4. the symmetrical fixing device for the abdominal framework supporting frame of the greenhouse as claimed in claim 1, wherein: the outer end face of the first round rod is provided with a first threaded structure, the first round rod is connected with one threaded through hole formed in the combined installation block through threads of the first threaded structure, and the central part of the circular end face on one side of the first round rod is welded with the T-shaped rotating shaft.

5. The symmetrical fixing device for the abdominal framework supporting frame of the greenhouse as claimed in claim 1, wherein: and the outer end surface of the second round rod is provided with a second thread structure, and the second round rod is in threaded connection with one threaded through hole formed in the combined mounting block through the second thread structure.
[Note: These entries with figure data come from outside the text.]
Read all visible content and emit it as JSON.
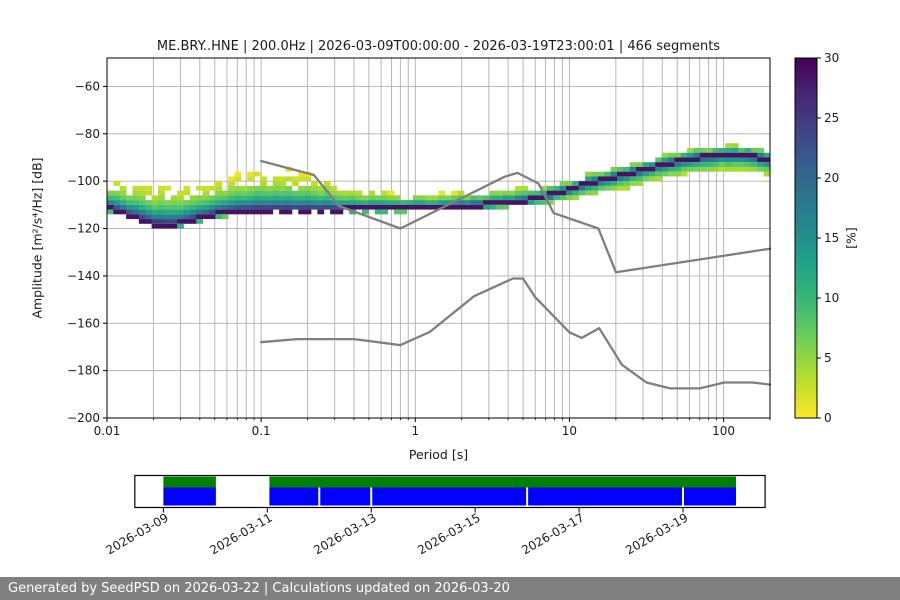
{
  "chart_data": {
    "type": "heatmap",
    "title": "ME.BRY..HNE | 200.0Hz | 2026-03-09T00:00:00 - 2026-03-19T23:00:01 | 466 segments",
    "xlabel": "Period [s]",
    "ylabel": "Amplitude [m²/s⁴/Hz] [dB]",
    "x_scale": "log",
    "xlim": [
      0.01,
      200
    ],
    "ylim": [
      -200,
      -48
    ],
    "grid": true,
    "x_ticks": {
      "values": [
        0.01,
        0.1,
        1,
        10,
        100
      ],
      "labels": [
        "0.01",
        "0.1",
        "1",
        "10",
        "100"
      ]
    },
    "y_ticks": {
      "values": [
        -60,
        -80,
        -100,
        -120,
        -140,
        -160,
        -180,
        -200
      ],
      "labels": [
        "−60",
        "−80",
        "−100",
        "−120",
        "−140",
        "−160",
        "−180",
        "−200"
      ]
    },
    "colorbar": {
      "label": "[%]",
      "min": 0,
      "max": 30,
      "tick_values": [
        0,
        5,
        10,
        15,
        20,
        25,
        30
      ],
      "tick_labels": [
        "0",
        "5",
        "10",
        "15",
        "20",
        "25",
        "30"
      ],
      "colormap": "viridis_r",
      "colormap_stops": [
        "#440154",
        "#482878",
        "#3e4989",
        "#31688e",
        "#26828e",
        "#1f9e89",
        "#35b779",
        "#6ece58",
        "#b5de2b",
        "#fde725"
      ]
    },
    "psd_band": [
      {
        "p": 0.01,
        "top": -100.5,
        "bottom": -112.5,
        "mode": -111.0
      },
      {
        "p": 0.014,
        "top": -102.0,
        "bottom": -116.0,
        "mode": -114.5
      },
      {
        "p": 0.02,
        "top": -103.0,
        "bottom": -119.5,
        "mode": -118.0
      },
      {
        "p": 0.028,
        "top": -103.0,
        "bottom": -120.0,
        "mode": -118.5
      },
      {
        "p": 0.04,
        "top": -102.0,
        "bottom": -117.5,
        "mode": -115.5
      },
      {
        "p": 0.06,
        "top": -100.0,
        "bottom": -115.0,
        "mode": -113.0
      },
      {
        "p": 0.08,
        "top": -98.5,
        "bottom": -114.0,
        "mode": -112.5
      },
      {
        "p": 0.1,
        "top": -97.5,
        "bottom": -113.5,
        "mode": -112.3
      },
      {
        "p": 0.15,
        "top": -97.0,
        "bottom": -113.5,
        "mode": -112.3
      },
      {
        "p": 0.22,
        "top": -98.5,
        "bottom": -113.2,
        "mode": -112.2
      },
      {
        "p": 0.35,
        "top": -103.0,
        "bottom": -113.0,
        "mode": -112.0
      },
      {
        "p": 0.5,
        "top": -105.0,
        "bottom": -113.0,
        "mode": -111.8
      },
      {
        "p": 0.8,
        "top": -106.0,
        "bottom": -112.8,
        "mode": -111.5
      },
      {
        "p": 1.2,
        "top": -106.0,
        "bottom": -112.5,
        "mode": -111.2
      },
      {
        "p": 2.0,
        "top": -105.5,
        "bottom": -112.0,
        "mode": -110.5
      },
      {
        "p": 3.0,
        "top": -104.5,
        "bottom": -111.5,
        "mode": -109.8
      },
      {
        "p": 5.0,
        "top": -103.5,
        "bottom": -110.5,
        "mode": -108.5
      },
      {
        "p": 7.0,
        "top": -102.0,
        "bottom": -109.5,
        "mode": -106.5
      },
      {
        "p": 10.0,
        "top": -99.5,
        "bottom": -108.0,
        "mode": -103.5
      },
      {
        "p": 14.0,
        "top": -97.0,
        "bottom": -106.0,
        "mode": -100.5
      },
      {
        "p": 20.0,
        "top": -94.5,
        "bottom": -103.5,
        "mode": -98.0
      },
      {
        "p": 30.0,
        "top": -91.5,
        "bottom": -101.0,
        "mode": -95.0
      },
      {
        "p": 50.0,
        "top": -88.5,
        "bottom": -98.0,
        "mode": -91.5
      },
      {
        "p": 70.0,
        "top": -86.5,
        "bottom": -96.5,
        "mode": -89.8
      },
      {
        "p": 100.0,
        "top": -85.5,
        "bottom": -95.5,
        "mode": -88.8
      },
      {
        "p": 140.0,
        "top": -85.5,
        "bottom": -95.5,
        "mode": -89.0
      },
      {
        "p": 200.0,
        "top": -87.0,
        "bottom": -97.0,
        "mode": -91.0
      }
    ],
    "noise_models": {
      "name": "Peterson NLNM/NHNM",
      "color": "#7f7f7f",
      "nhnm": [
        [
          0.1,
          -91.5
        ],
        [
          0.22,
          -97.4
        ],
        [
          0.32,
          -110.5
        ],
        [
          0.8,
          -120.0
        ],
        [
          3.8,
          -98.1
        ],
        [
          4.6,
          -96.5
        ],
        [
          6.3,
          -101.0
        ],
        [
          7.9,
          -113.5
        ],
        [
          15.4,
          -120.0
        ],
        [
          20.0,
          -138.5
        ],
        [
          200.0,
          -128.5
        ]
      ],
      "nlnm": [
        [
          0.1,
          -168.0
        ],
        [
          0.17,
          -166.7
        ],
        [
          0.4,
          -166.7
        ],
        [
          0.8,
          -169.2
        ],
        [
          1.24,
          -163.7
        ],
        [
          2.4,
          -148.6
        ],
        [
          4.3,
          -141.1
        ],
        [
          5.0,
          -141.1
        ],
        [
          6.0,
          -149.0
        ],
        [
          10.0,
          -163.8
        ],
        [
          12.0,
          -166.2
        ],
        [
          15.6,
          -162.1
        ],
        [
          21.9,
          -177.5
        ],
        [
          31.6,
          -185.0
        ],
        [
          45.0,
          -187.5
        ],
        [
          70.0,
          -187.5
        ],
        [
          101.0,
          -185.0
        ],
        [
          154.0,
          -185.0
        ],
        [
          200.0,
          -185.9
        ]
      ]
    },
    "availability": {
      "tick_labels": [
        "2026-03-09",
        "2026-03-11",
        "2026-03-13",
        "2026-03-15",
        "2026-03-17",
        "2026-03-19"
      ],
      "tick_days": [
        0,
        2,
        4,
        6,
        8,
        10
      ],
      "bar_start_day": -0.55,
      "bar_end_day": 11.58,
      "segments_days": [
        [
          0,
          1.01
        ],
        [
          2.04,
          11.02
        ]
      ],
      "gap_slit_days": [
        3.0,
        4.0,
        7.0,
        10.0
      ],
      "data_color": "#008000",
      "psd_color": "#0000ff"
    }
  },
  "footer": {
    "text": "Generated by SeedPSD on 2026-03-22 | Calculations updated on 2026-03-20",
    "background": "#808080",
    "text_color": "#ffffff"
  },
  "colors": {
    "grid": "#b0b0b0",
    "frame": "#000000",
    "noise_model_line": "#7f7f7f",
    "background": "#ffffff"
  }
}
6. The symmetrical fixing device for the abdominal framework supporting frame of the greenhouse as claimed in claim 1, wherein: the central part of the circular end surface at one side of the second round rod is provided with a T-shaped rotating shaft groove with the same size as the T-shaped rotating shaft, so that the second round rod is rotatably connected with the first round rod through the matching of the T-shaped rotating shaft and the T-shaped rotating shaft groove.

7. the symmetrical fixing device for the abdominal framework supporting frame of the greenhouse as claimed in claim 1, wherein: the first thread structure and the second thread structure are of reverse structures, the first thread structure is a left-handed thread, and the second thread structure is a right-handed thread.